José Ramón Bello - Concejal de Patrimonio y Urbanismo

Será la actuación más importante de las presupuestadas para 2021 por el Consorcio Cáceres Ciudad Histórica, por su relevancia y por su importe. Se intervendrá en la fachada principal. Situada en la calle Olmos, cerca del tramo sur de la muralla y de la Puerta de Mérida, frente a la Casa del Pueblo y a las traseras del parador, la Enfermería de San Antonio fue construida en el siglo XVII sobre un solar que el concejo de Cáceres concedió en 1659 a la orden de los franciscanos, para que levantaran su hospital dentro del recinto intramuros.

En realidad los monjes ya disponían del Convento de San Francisco, construido junto a la Ribera del Marco en el siglo XV, cuando el Fuero de Cáceres prohibía a las órdenes religiosas establecerse dentro de la villa. Pero las huertas y la humedad del entorno no hacían más que generar enfermedades (sobre todo paludismo y tercianas). Por ello, ya en el siglo XVII, el concejo les cedió una casa intramuros que se convertiría en la Enfermería de San Antonio de Padua. Allí iban a recuperarse los monjes de sus muchas patologías.

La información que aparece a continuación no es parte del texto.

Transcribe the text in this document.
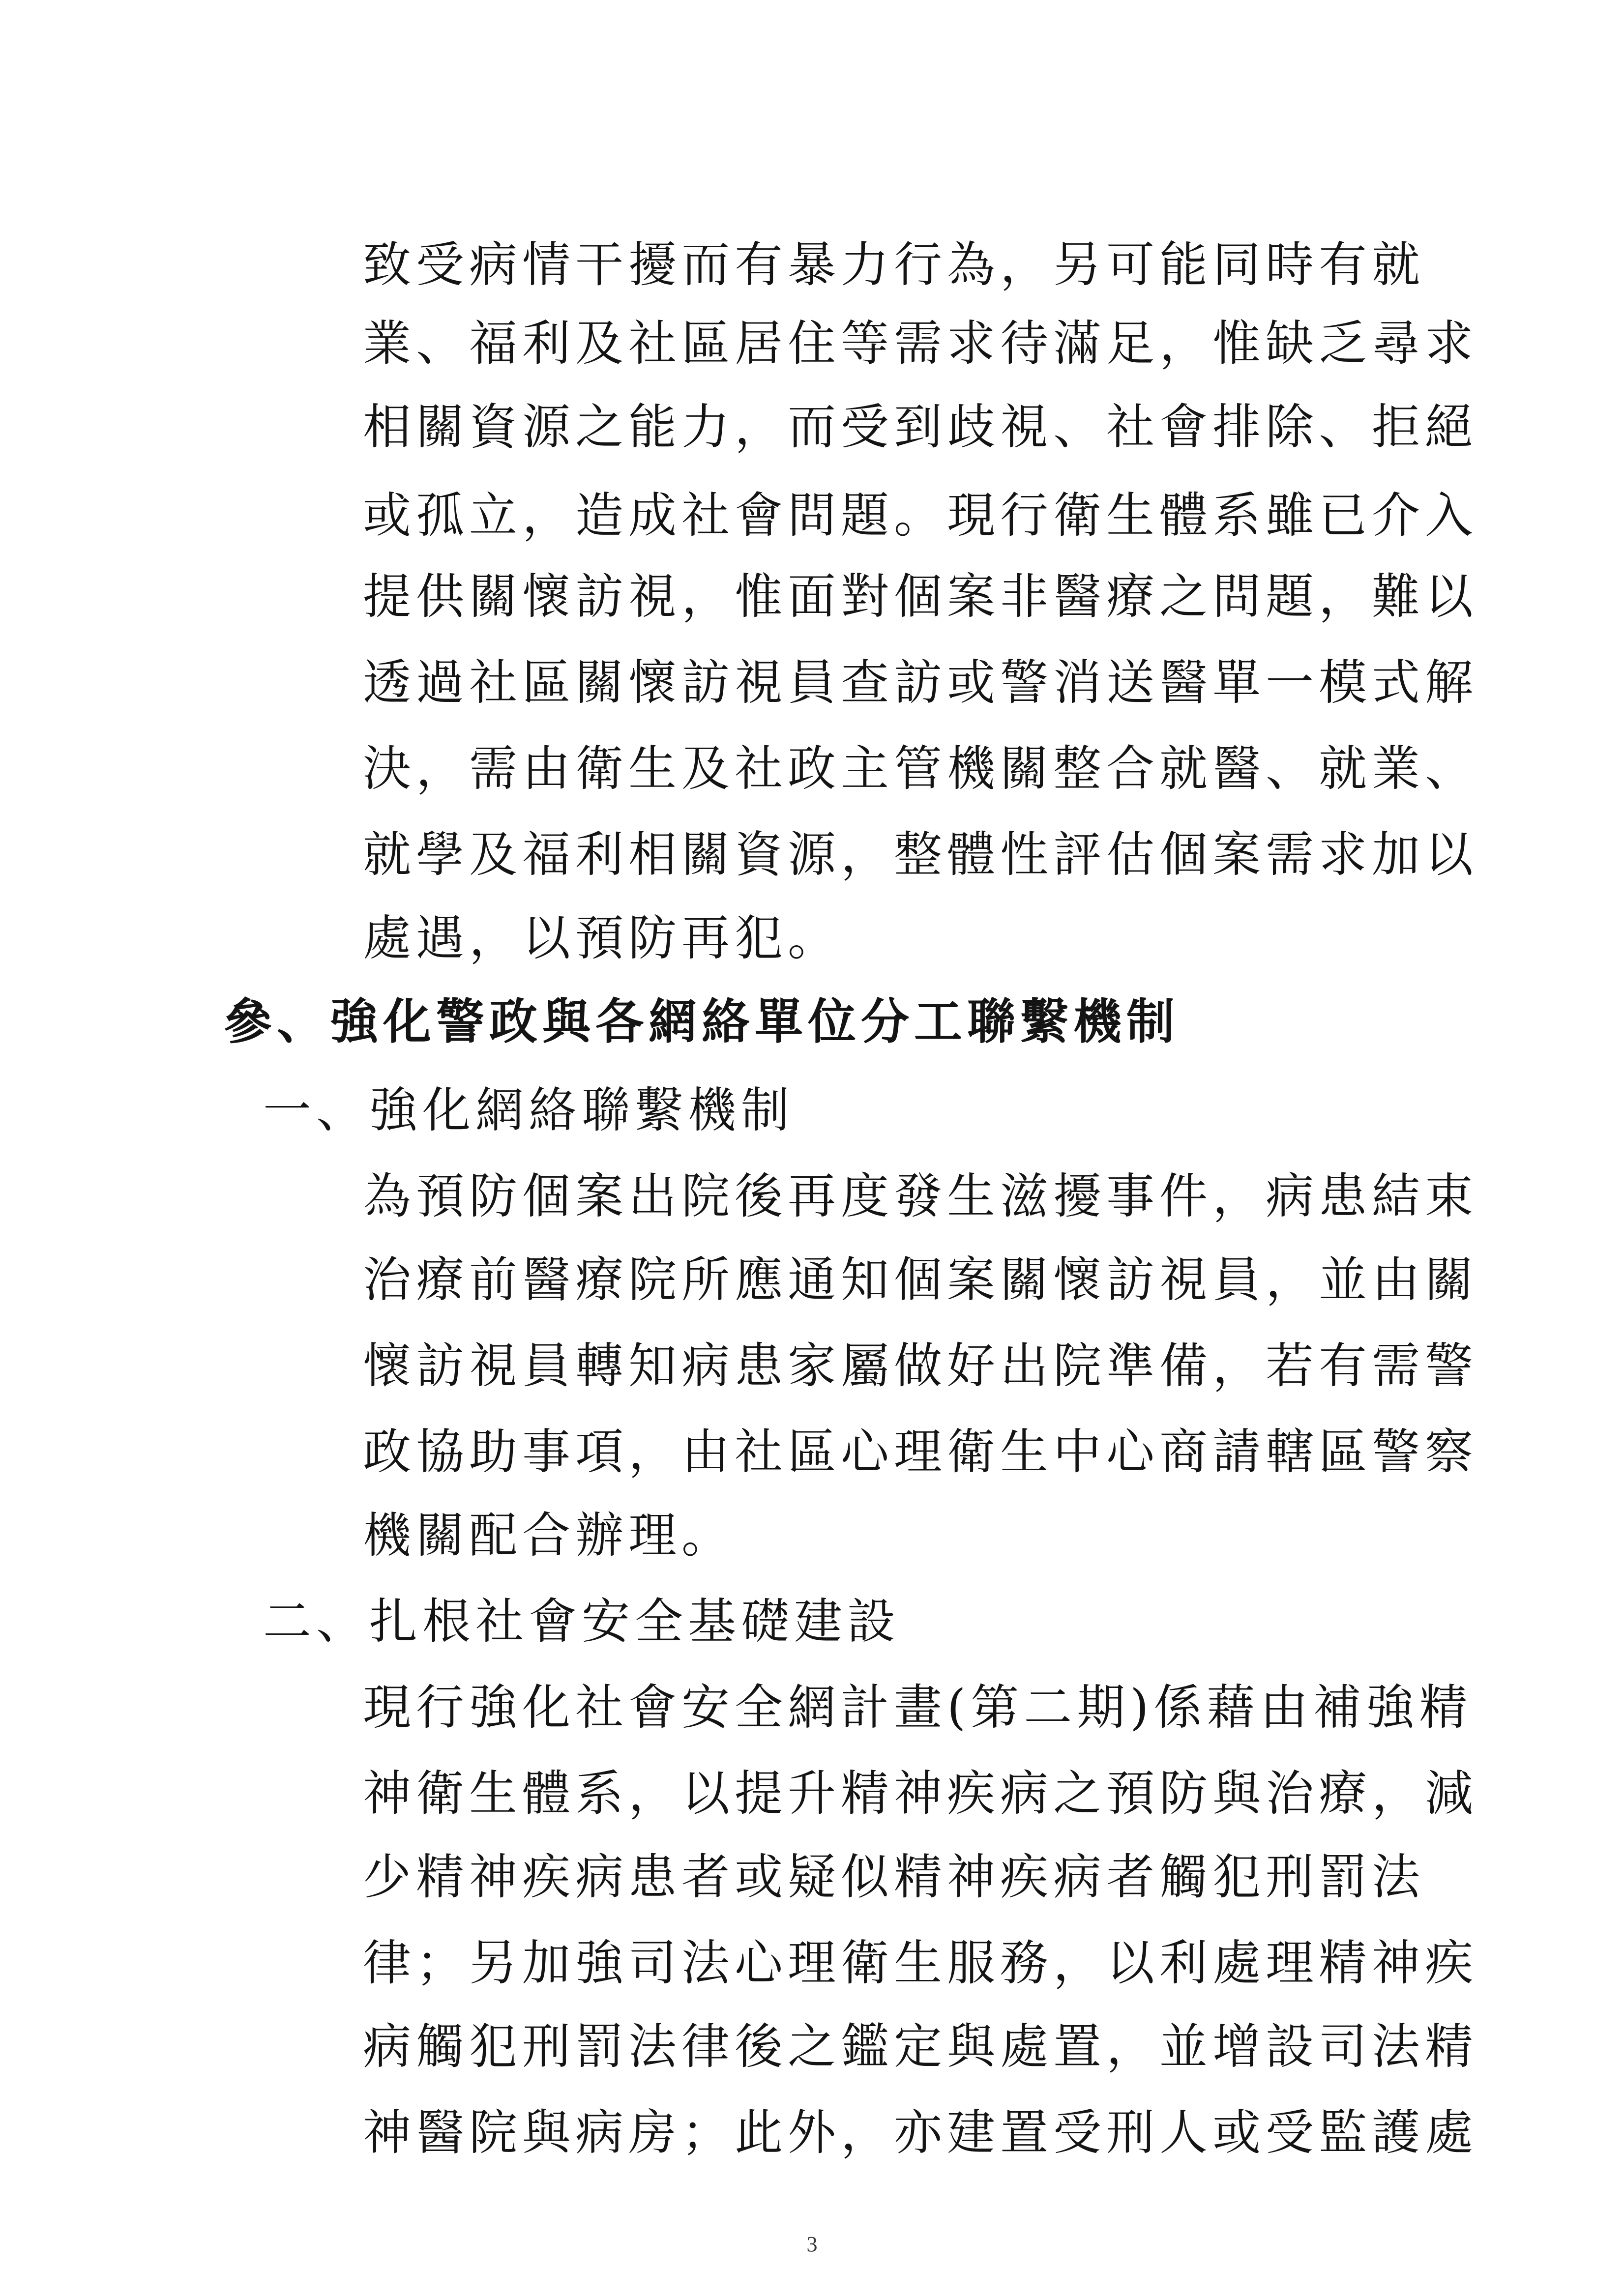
致受病情干擾而有暴力行為，另可能同時有就
業、福利及社區居住等需求待滿足，惟缺乏尋求
相關資源之能力，而受到歧視、社會排除、拒絕
或孤立，造成社會問題。現行衛生體系雖已介入
提供關懷訪視，惟面對個案非醫療之問題，難以
透過社區關懷訪視員查訪或警消送醫單一模式解
決，需由衛生及社政主管機關整合就醫、就業、
就學及福利相關資源，整體性評估個案需求加以
處遇，以預防再犯。
參、強化警政與各網絡單位分工聯繫機制
一、強化網絡聯繫機制
為預防個案出院後再度發生滋擾事件，病患結束
治療前醫療院所應通知個案關懷訪視員，並由關
懷訪視員轉知病患家屬做好出院準備，若有需警
政協助事項，由社區心理衛生中心商請轄區警察
機關配合辦理。
二、扎根社會安全基礎建設
現行強化社會安全網計畫(第二期)係藉由補強精
神衛生體系，以提升精神疾病之預防與治療，減
少精神疾病患者或疑似精神疾病者觸犯刑罰法
律；另加強司法心理衛生服務，以利處理精神疾
病觸犯刑罰法律後之鑑定與處置，並增設司法精
神醫院與病房；此外，亦建置受刑人或受監護處
3
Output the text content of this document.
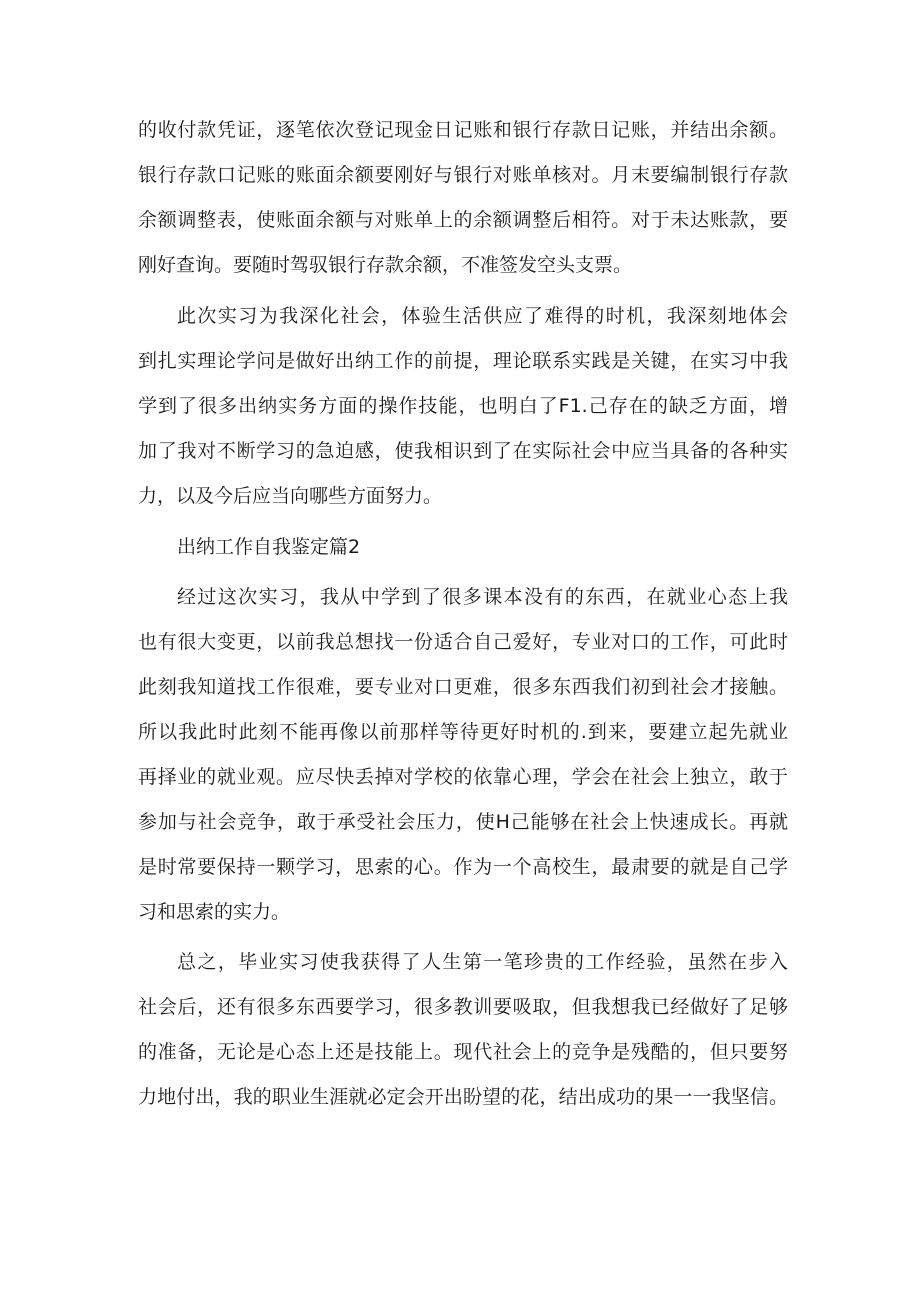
的收付款凭证，逐笔依次登记现金日记账和银行存款日记账，并结出余额。
银行存款口记账的账面余额要刚好与银行对账单核对。月末要编制银行存款
余额调整表，使账面余额与对账单上的余额调整后相符。对于未达账款，要
刚好查询。要随时驾驭银行存款余额，不准签发空头支票。
此次实习为我深化社会，体验生活供应了难得的时机，我深刻地体会
到扎实理论学问是做好出纳工作的前提，理论联系实践是关键，在实习中我
学到了很多出纳实务方面的操作技能，也明白了F1.己存在的缺乏方面，增
加了我对不断学习的急迫感，使我相识到了在实际社会中应当具备的各种实
力，以及今后应当向哪些方面努力。
出纳工作自我鉴定篇2
经过这次实习，我从中学到了很多课本没有的东西，在就业心态上我
也有很大变更，以前我总想找一份适合自己爱好，专业对口的工作，可此时
此刻我知道找工作很难，要专业对口更难，很多东西我们初到社会才接触。
所以我此时此刻不能再像以前那样等待更好时机的.到来，要建立起先就业
再择业的就业观。应尽快丢掉对学校的依靠心理，学会在社会上独立，敢于
参加与社会竞争，敢于承受社会压力，使H己能够在社会上快速成长。再就
是时常要保持一颗学习，思索的心。作为一个高校生，最肃要的就是自己学
习和思索的实力。
总之，毕业实习使我获得了人生第一笔珍贵的工作经验，虽然在步入
社会后，还有很多东西要学习，很多教训要吸取，但我想我已经做好了足够
的准备，无论是心态上还是技能上。现代社会上的竞争是残酷的，但只要努
力地付出，我的职业生涯就必定会开出盼望的花，结出成功的果一一我坚信。
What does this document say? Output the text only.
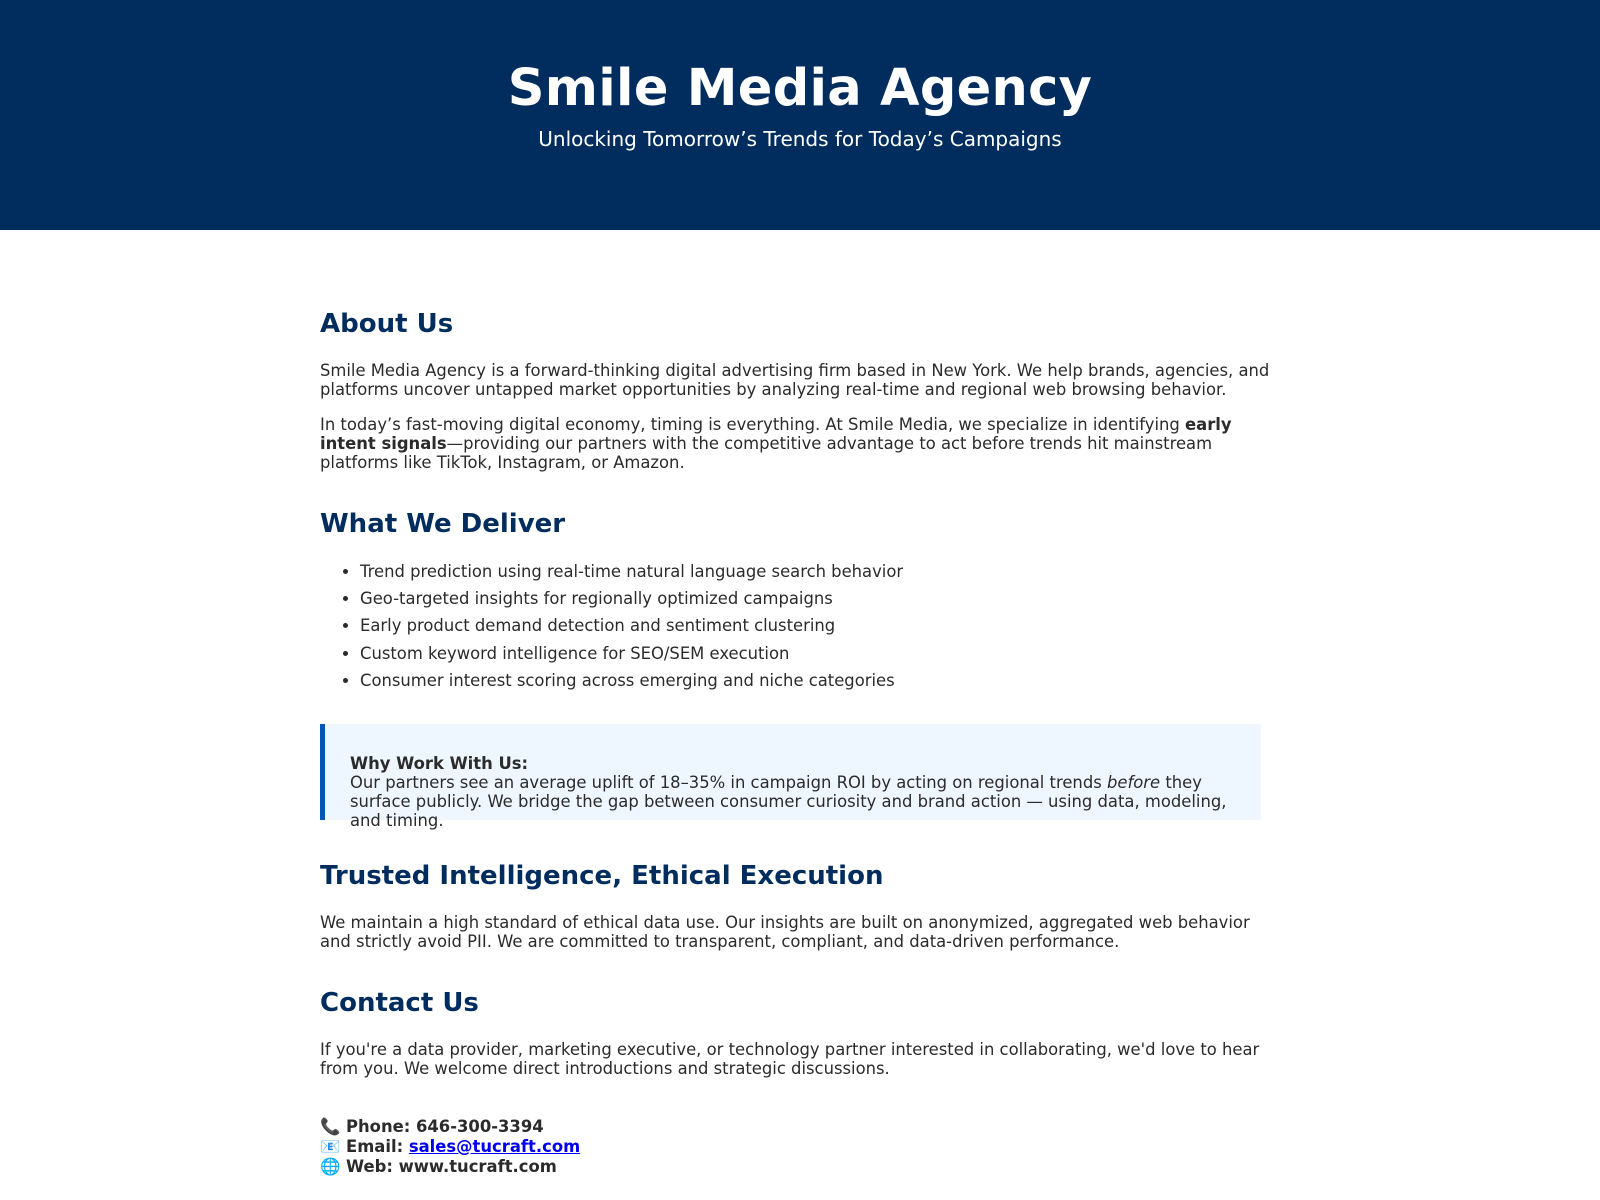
Smile Media Agency
Unlocking Tomorrow’s Trends for Today’s Campaigns
About Us

Smile Media Agency is a forward-thinking digital advertising firm based in New York. We help brands, agencies, and platforms uncover untapped market opportunities by analyzing real-time and regional web browsing behavior.

In today’s fast-moving digital economy, timing is everything. At Smile Media, we specialize in identifying early intent signals—providing our partners with the competitive advantage to act before trends hit mainstream platforms like TikTok, Instagram, or Amazon.

What We Deliver
• Trend prediction using real-time natural language search behavior
• Geo-targeted insights for regionally optimized campaigns
• Early product demand detection and sentiment clustering
• Custom keyword intelligence for SEO/SEM execution
• Consumer interest scoring across emerging and niche categories
Why Work With Us:
Our partners see an average uplift of 18–35% in campaign ROI by acting on regional trends before they surface publicly. We bridge the gap between consumer curiosity and brand action — using data, modeling, and timing.
Trusted Intelligence, Ethical Execution

We maintain a high standard of ethical data use. Our insights are built on anonymized, aggregated web behavior and strictly avoid PII. We are committed to transparent, compliant, and data-driven performance.

Contact Us

If you're a data provider, marketing executive, or technology partner interested in collaborating, we'd love to hear from you. We welcome direct introductions and strategic discussions.

📞 Phone: 646-300-3394
📧 Email: sales@tucraft.com
🌐 Web: www.tucraft.com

Este espacio comprendía distintas casas como la de los Cabrera -Sotomayor, que se integraron en un mismo edificio. La nobleza cacereña ayudó a los monjes a habilitar en su interior el hospital, que según la costumbre de la época tenía celdas sufragadas por las distintas familias pudientes, que se encargaban de los gastos del enfermo de su celda hasta que se recuperaba. Aún se mantienen los valiosos escudos policromados sobre azulejos en las puertas interiores.

La enfermería funcionó como tal hasta la desamortización de 1838. Posteriormente allí se instaló la casa rectoral de San Mateo. A partir de 1892 albergó un centro de enseñanza de las Carmelitas de Vedruna, el Colegio de Santa Cecilia, que se mantuvo hasta los años 60 del pasado siglo. Ya en 1974 ocuparon el inmueble las Madres de la Orden de San Jerónimo, que tienen en él su convento bajo el nombre de Monasterio de Santa María de Jesús.

Junto con las pinturas de la fachada, destacan los cuatro escudos heráldicos de la misma protegidos como Bien de Interés Cultural (BIC): el de Cáceres, el de San Francisco, el de Felipe V y el de armas de la Orden Seráfica. Además, el convento tiene una iglesia, claustro de dos plantas, celdas, obrador y huerto.